Elle se remit sur ses pieds pour reprendre son chemin, continuer d'avancer l'empêchait de réfléchir et dans la situation actuelle c'était bien mieux ainsi. Alors elle se concentrait encore et encore sur ses pas. Son serpent voyageait à ses côtés, bien que dépourvu de parole il avait toujours été capable de se faire comprendre auprès d'elle et surtout, il veillait sur elle.

La jeune femme avait pris la décision de partir de chez elle à peine quelques jours avant cette toute dernière nuit. L'autre était venu à elle dans la pleine aux Spleinirs, il avait usé de magie pour ne pas se faire repérer. Ils avaient parlé sans faire couler la moindre goutte de leurs sangs aussi noirs que toute la haine du Mira.

- Tu te rends compte que je pourrais te tuer sans que personne ne le remarque ? lui avait-il soufflé en guise de bonjour.

- Surtout, n'hésite pas. Avait répondu Ana qui n'avait pas levé les yeux pour le regarder, à la place elle préféra boire une bonne gorgée d'Alkogol' a même la bouteille.

Quelque peu décontenancé le faucheur s'assit à côté d'Ana.

- Si ton ours est dans les parages...

- Non, je ne voulais pas risquer un affrontement...

- Trop aimable. Trancha la jeune femme toujours sans le regarder.

L'autre se perdit dans la contemplation de ce village qu'il avait tant voulu détruire. La douceur de vivre qui flottait dans l'air lui donnait des envies bien macabres. Il ne fit rien. Il se contenta d'observer tout ce qu'il n'avait jamais voulu construire. Tout ce qui un temps, le rebutait.

Le silence fut de courte durée et étonnement ce fut la jeune femme qui le rompit.

- Donne-moi une seule bonne raison de ne pas te crever les yeux.

- Tu crois que tu en aurais le temps ?

Pour toute réponse Ana pointa deux couteaux sur l'arrière de son crâne. Son geste fut si rapide et précis qu'il ne vit rien venir. Avec son autre main, elle porta de nouveau sa bouteille à sa bouche.

- Tu m'as forcé à tuer il y a bien longtemps, je me suis juré que je te massacrerais à cause de ça.
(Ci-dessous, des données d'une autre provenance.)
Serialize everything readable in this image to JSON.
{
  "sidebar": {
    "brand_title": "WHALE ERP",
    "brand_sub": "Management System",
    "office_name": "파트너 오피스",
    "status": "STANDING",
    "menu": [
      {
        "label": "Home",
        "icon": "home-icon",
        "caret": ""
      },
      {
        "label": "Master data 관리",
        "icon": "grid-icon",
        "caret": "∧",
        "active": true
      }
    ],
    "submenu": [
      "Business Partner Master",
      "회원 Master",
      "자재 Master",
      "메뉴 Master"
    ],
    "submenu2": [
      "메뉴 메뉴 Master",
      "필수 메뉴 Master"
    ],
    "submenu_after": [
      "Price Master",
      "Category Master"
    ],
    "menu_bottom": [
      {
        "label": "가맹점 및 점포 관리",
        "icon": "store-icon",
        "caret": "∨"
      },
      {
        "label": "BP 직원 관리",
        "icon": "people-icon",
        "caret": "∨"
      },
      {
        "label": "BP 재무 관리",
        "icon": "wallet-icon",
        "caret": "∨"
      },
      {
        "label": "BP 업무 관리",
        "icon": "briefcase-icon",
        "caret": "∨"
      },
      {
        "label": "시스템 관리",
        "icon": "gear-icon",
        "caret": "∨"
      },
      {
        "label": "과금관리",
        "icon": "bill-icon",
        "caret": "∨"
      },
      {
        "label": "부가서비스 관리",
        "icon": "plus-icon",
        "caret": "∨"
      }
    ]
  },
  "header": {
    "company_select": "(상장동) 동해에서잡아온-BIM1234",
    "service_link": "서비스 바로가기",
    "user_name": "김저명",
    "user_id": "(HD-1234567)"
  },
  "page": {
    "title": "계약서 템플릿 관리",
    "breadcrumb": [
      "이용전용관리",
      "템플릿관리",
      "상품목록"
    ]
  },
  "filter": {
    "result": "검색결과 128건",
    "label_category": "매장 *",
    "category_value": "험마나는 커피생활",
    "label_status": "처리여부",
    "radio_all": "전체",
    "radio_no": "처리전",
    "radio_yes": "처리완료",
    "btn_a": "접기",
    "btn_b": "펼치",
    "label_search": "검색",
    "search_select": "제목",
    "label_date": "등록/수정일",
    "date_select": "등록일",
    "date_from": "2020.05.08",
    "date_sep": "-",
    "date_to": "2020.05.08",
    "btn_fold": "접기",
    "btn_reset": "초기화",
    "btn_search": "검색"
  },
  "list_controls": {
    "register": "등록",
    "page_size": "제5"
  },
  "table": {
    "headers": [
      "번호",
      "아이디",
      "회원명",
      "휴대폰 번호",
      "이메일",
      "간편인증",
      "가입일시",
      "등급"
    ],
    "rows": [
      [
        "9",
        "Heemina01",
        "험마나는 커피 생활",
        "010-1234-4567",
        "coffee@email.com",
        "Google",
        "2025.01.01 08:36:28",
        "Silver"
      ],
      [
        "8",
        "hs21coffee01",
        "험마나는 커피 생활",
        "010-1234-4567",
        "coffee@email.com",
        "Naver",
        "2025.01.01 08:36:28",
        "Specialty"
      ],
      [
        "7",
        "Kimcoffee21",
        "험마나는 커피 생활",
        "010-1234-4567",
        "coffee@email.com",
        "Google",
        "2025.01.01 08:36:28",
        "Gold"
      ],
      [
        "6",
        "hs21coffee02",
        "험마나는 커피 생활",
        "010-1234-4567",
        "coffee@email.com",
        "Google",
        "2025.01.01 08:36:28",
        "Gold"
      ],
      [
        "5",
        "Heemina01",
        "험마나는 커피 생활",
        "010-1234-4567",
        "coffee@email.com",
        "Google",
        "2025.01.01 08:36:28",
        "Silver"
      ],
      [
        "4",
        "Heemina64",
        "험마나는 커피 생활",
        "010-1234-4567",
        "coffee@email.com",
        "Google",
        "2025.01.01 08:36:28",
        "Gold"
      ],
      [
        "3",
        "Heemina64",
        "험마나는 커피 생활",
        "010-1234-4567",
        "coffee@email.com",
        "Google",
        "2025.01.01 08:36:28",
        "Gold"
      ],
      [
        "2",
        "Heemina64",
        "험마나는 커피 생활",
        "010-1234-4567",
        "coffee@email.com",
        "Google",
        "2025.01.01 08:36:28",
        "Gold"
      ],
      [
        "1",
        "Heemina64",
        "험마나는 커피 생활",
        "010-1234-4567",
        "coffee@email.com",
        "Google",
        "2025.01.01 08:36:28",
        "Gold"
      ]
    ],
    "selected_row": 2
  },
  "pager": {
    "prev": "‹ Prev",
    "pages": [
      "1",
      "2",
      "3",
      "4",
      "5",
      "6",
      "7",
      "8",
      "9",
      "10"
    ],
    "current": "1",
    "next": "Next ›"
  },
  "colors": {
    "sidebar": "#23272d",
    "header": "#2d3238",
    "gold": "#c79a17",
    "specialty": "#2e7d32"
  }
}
De nouveau les deux êtres maudits restèrent silencieux.

- Mon témoin approche, alors si tu ne veux pas être réduit en poussière il est temps de parler.

- Je ne suis pas ici pour me battre, de l'épuisement venait de se faire entendre dans sa voix. La jeune femme le remarqua sans peine, pourtant elle ne bougea ni ne rajouta rien de plus.

- Parle. Vite.

- Il y a une pleine juste devant l'océan blanc pré de l'ancien clan neutre de la frontière. J'y serais dans quatorze jours, j'espère t'y retrouver.

- Si tu tiens à me provoquer, on peut le faire ici. Grogna Kosilka qui commençait a perdre patience.

- Tu te trompes faucheuse.

- Tu as deux minutes pour m'expliquer et me convaincre.

L'autre soupira, rien ne se passait comme il l'avait souhaité. Ils étaient des faucheurs, maudits par des Zabyls, fils et filles maudits d'un Bog déchus et tués par ses propres enfants. Alors, à quoi s'attendait-il exactement ?

- On est maudit, commença l'autre en baissant la voix, tu ne t'es jamais dit que si on ne pouvait pas à la fois vivre l'un sans l'autre et l'un trop proche de l'autre c'est qu'on est pareil ? La jeune femme ne répondit pas. On... je te hais pour ce que tu as fait de ton village. Je te hais et pourtant... je te hais.

- Une minute.

- Donnons-nous une chance de tout arrêter.

- Pourquoi ? demanda Ana sans bouger d'un iota.

- On est maudit.

Il disparut comme il était arrivé, laissant la jeune femme avide de réponses et seule sur la pleine. À quelques pas seulement d'elle, le colosse s'avançait. Comme souvent quand il la voyait un sourire bien particulier lui mangeait le visage. Cette fois-ci, Ana le lui rendit avec chaleur.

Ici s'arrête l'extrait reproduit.